Le nuove regole non riguardano il settore domestico, dove non vale neanche il limite di 2 mila euro a committente. Zini (Assindatcolf): “Così aumentano lavoro nero e vertenze”
Roma – 14 giugno 2016 – Più controllo, ma non per tutti, sull’utilizzo dei voucher (buoni lavoro) per il lavoro accessorio. Negli ultimi anni hanno conosciuto un vero e proprio boom, che nascondono utilizzi impropri, ad esempio da parte di aziende che li comprano, ma poi li usano solo in caso di controlli o di infortuni dei lavoratori, normalmente pagati in nero.
Per contrastare queste pratiche, venerdì scorso il consiglio dei ministri ha approvato in via preliminare un decreto legislativo che introduce un sistema di tracciabilità. Gli imprenditori non agricoli e i professionisti dovranno comunicare all’inps via sms o email i dati del lavoratore, il luogo e la durata della prestazione 60 minuti prima della prestazione, i datori agricoli potranno fare riferimento a un arco temporale non superiore a 7 giorni.
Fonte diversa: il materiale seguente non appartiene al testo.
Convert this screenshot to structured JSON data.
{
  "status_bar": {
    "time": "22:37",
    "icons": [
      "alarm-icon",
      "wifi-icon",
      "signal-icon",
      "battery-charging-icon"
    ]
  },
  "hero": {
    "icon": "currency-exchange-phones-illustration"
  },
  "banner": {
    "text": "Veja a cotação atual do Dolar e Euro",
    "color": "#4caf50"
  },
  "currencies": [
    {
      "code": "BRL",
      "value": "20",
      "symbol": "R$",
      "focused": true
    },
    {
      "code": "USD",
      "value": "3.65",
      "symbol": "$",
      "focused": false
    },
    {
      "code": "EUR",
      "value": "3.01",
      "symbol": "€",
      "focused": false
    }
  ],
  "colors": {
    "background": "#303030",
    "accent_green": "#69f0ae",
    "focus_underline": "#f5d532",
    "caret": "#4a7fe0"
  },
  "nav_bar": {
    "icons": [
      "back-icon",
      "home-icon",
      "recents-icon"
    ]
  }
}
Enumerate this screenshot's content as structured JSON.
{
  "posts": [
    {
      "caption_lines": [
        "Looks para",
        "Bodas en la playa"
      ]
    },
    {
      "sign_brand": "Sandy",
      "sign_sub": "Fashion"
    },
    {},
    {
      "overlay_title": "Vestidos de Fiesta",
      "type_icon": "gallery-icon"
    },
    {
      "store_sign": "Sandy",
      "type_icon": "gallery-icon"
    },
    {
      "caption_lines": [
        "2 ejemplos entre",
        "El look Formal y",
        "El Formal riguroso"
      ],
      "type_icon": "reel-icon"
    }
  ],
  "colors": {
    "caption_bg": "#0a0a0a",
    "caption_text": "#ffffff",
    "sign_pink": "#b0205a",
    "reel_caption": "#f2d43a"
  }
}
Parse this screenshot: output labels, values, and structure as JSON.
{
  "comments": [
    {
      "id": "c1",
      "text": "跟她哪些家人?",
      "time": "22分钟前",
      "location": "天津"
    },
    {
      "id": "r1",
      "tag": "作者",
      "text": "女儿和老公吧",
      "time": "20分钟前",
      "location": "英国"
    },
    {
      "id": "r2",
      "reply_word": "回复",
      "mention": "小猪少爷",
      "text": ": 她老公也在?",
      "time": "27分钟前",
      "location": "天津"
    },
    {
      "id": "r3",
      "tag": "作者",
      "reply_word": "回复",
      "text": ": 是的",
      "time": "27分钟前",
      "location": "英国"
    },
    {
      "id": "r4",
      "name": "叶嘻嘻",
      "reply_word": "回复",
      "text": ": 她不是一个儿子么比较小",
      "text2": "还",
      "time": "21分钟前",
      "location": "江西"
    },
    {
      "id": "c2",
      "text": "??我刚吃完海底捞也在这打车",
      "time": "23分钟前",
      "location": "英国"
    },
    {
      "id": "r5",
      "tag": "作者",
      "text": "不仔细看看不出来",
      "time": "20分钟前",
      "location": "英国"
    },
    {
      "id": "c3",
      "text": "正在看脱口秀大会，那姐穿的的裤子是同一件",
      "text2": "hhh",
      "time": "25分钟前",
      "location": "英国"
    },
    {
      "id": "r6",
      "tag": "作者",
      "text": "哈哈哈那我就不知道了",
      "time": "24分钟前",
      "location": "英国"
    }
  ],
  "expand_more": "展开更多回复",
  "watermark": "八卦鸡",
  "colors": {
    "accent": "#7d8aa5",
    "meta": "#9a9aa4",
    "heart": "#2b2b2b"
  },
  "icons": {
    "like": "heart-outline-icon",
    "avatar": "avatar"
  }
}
Chi non farà la comunicazione rischierà una multa da 400 a 2.400 euro a lavoratore. Il decreto esclude il settore agricolo dal tetto di 2 mila euro da spendere in lavoro accessorio previsto per le altre imprese. Rimane però il tetto di 7 mila euro l’anno che ogni lavoratore può guadagnare con i buoni e il fatto che in agricoltura i voucher possono essere usati solo per pagare pensionati e studenti per attività stagionali.
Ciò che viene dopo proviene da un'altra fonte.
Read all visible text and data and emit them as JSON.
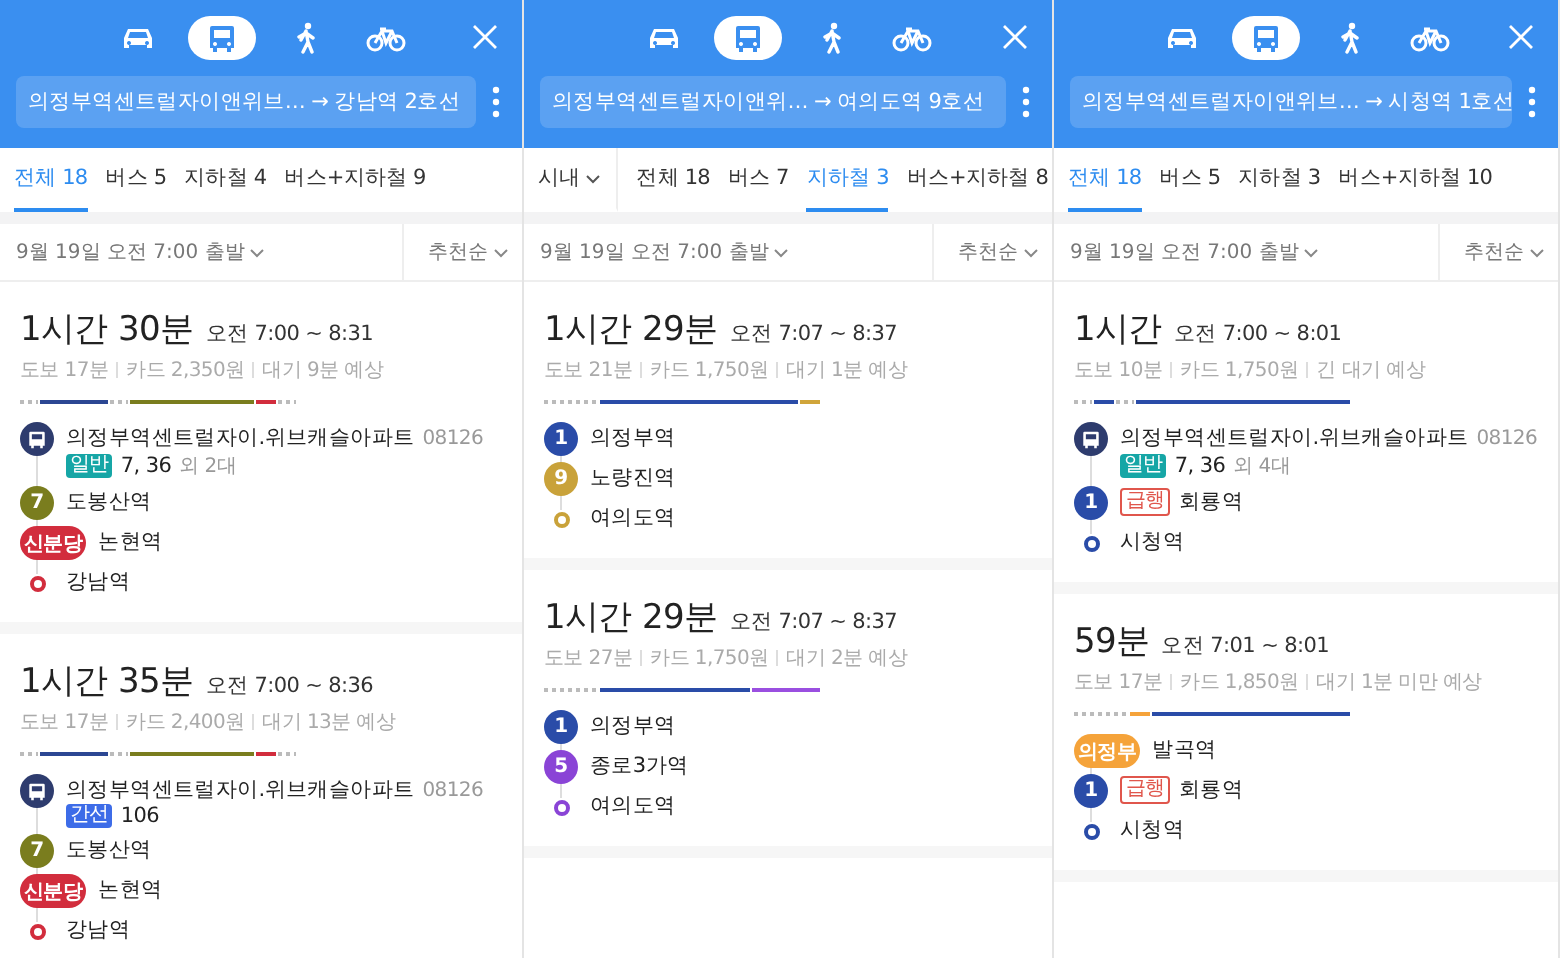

Nonostante le richieste di sindacati e associazioni dei datori di lavoro, le nuove regole non riguardano colf, badanti e babysitter. Il decreto non introduce infatti la tracciabilità dei voucher per datori di lavoro domestico, per i quali non esiste nemmeno il limite dei 2 mila euro.
Queste eccezioni, insieme al tetto di 7 mila euro a lavoratore (che è stato alzato con il Jobs act, mentre prima superava di poco i 5 mila), fa sì che oggi una colf, una badante o una babysitter non impiegata a tempo pieno possa essere pagata esclusivamente con i buoni lavoro. Sono pochissime infatti le domestiche a ore o part time che guadagnano oltre 7 mila euro l’anno.
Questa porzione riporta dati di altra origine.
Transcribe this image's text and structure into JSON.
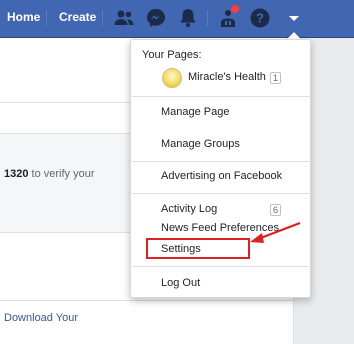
{
  "topbar": {
    "home_label": "Home",
    "create_label": "Create",
    "icons": [
      "friends-icon",
      "messenger-icon",
      "notifications-icon",
      "pages-icon",
      "help-icon",
      "account-menu-icon"
    ],
    "brand_color": "#4267b2"
  },
  "background": {
    "verify_text_number": "1320",
    "verify_text_rest": " to verify your",
    "download_link": "Download Your"
  },
  "menu": {
    "heading": "Your Pages:",
    "page_name": "Miracle's Health",
    "page_count": "1",
    "items": [
      {
        "label": "Manage Page"
      },
      {
        "label": "Manage Groups"
      },
      {
        "label": "Advertising on Facebook"
      },
      {
        "label": "Activity Log",
        "count": "6"
      },
      {
        "label": "News Feed Preferences"
      },
      {
        "label": "Settings"
      },
      {
        "label": "Log Out"
      }
    ]
  },
  "annotation": {
    "highlight_color": "#e02020"
  }
}
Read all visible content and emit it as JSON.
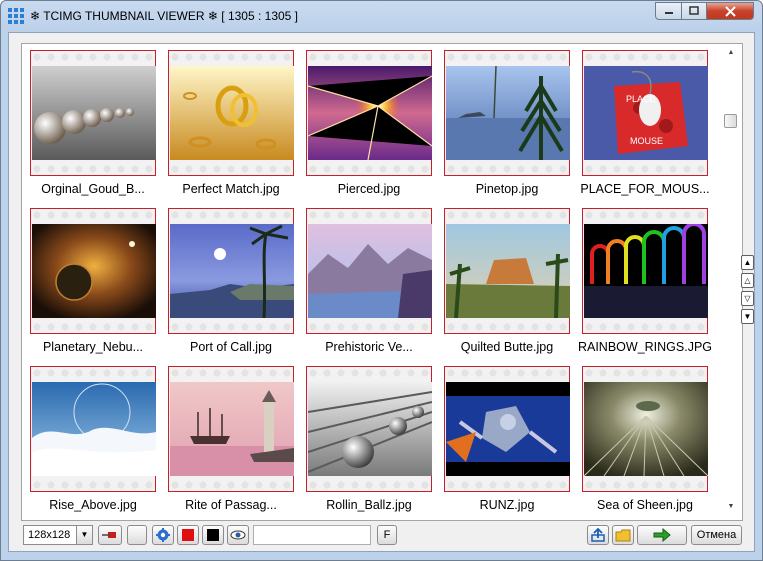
{
  "window": {
    "title": "TCIMG THUMBNAIL VIEWER",
    "title_counter": "[ 1305 : 1305 ]",
    "title_symbol": "❄"
  },
  "thumbnails": [
    {
      "name": "Orginal_Goud_B...",
      "scene": "pearls"
    },
    {
      "name": "Perfect Match.jpg",
      "scene": "rings"
    },
    {
      "name": "Pierced.jpg",
      "scene": "burst"
    },
    {
      "name": "Pinetop.jpg",
      "scene": "pine"
    },
    {
      "name": "PLACE_FOR_MOUS...",
      "scene": "mouse"
    },
    {
      "name": "Planetary_Nebu...",
      "scene": "nebula"
    },
    {
      "name": "Port of Call.jpg",
      "scene": "palm"
    },
    {
      "name": "Prehistoric Ve...",
      "scene": "valley"
    },
    {
      "name": "Quilted Butte.jpg",
      "scene": "butte"
    },
    {
      "name": "RAINBOW_RINGS.JPG",
      "scene": "rainbow"
    },
    {
      "name": "Rise_Above.jpg",
      "scene": "clouds"
    },
    {
      "name": "Rite of Passag...",
      "scene": "lighthouse"
    },
    {
      "name": "Rollin_Ballz.jpg",
      "scene": "balls"
    },
    {
      "name": "RUNZ.jpg",
      "scene": "robot"
    },
    {
      "name": "Sea of Sheen.jpg",
      "scene": "tunnel"
    }
  ],
  "toolbar": {
    "size_value": "128x128",
    "f_label": "F",
    "cancel_label": "Отмена",
    "search_value": ""
  },
  "colors": {
    "red_swatch": "#e01010",
    "black_swatch": "#000000",
    "thumb_border": "#c8202a"
  }
}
C’è poi da considerare che la maggior parte delle lavoratrici domestiche sono straniere e che un reddito da settemila euro è sufficiente per rinnovare il permesso di soggiorno. Tutti fattori che potrebbero far diventare i contratti regolari (con malattie e ferie pagate, permessi, tredicesima, contributi regolari ecc.) ancora più rari in un settore dove il lavoro nero imperversa.
“Che senso ha escludere la tracciabilità dei voucher proprio per un settore dove, come stima il Censis, il lavoro nero supera del 100% quello regolare? Oggi ci sono rapporti in cui alla colf si corrisponde un voucher da un’ora ogni due ore lavorate, questa rischia di diventare la regola vanificando la contrattazione collettiva” dice a Stranieriinitalia.it Andrea Zini, vice presidente di Assindatcolf, associazione dei datori di lavoro domestico.
“Con queste regole –sottolinea – datori e lavoratori possono essere indotti in tentazione e utilizzare per anni i voucher per pagare un lavoro che non è né occasionale né accessorio. Le famiglie rischiano grosso: se il rapporto cessa e i lavoratori fanno una vertenza, potrebbero essere costrette a pagare anche dieci o quindicimila euro in Tfr, tredicesime e ferie, esborsi spesso insostenibili per i loro bilanci”.
Cosa chiede Assindatcolf? “Intanto, che questo decreto venga modificato, introducendo la tracciabilità dei voucher e la soglia di 2 mila euro a committente anche per il lavoro domestico. Lo strumento più efficace per combattere il sommerso è però rendere conveniente la regolarità. Non è possibile che oggi Fiat Chrysler o una bocciofila possano dedurre il costo del lavoro, mentre le famiglie possono dedurre solo i contributi”.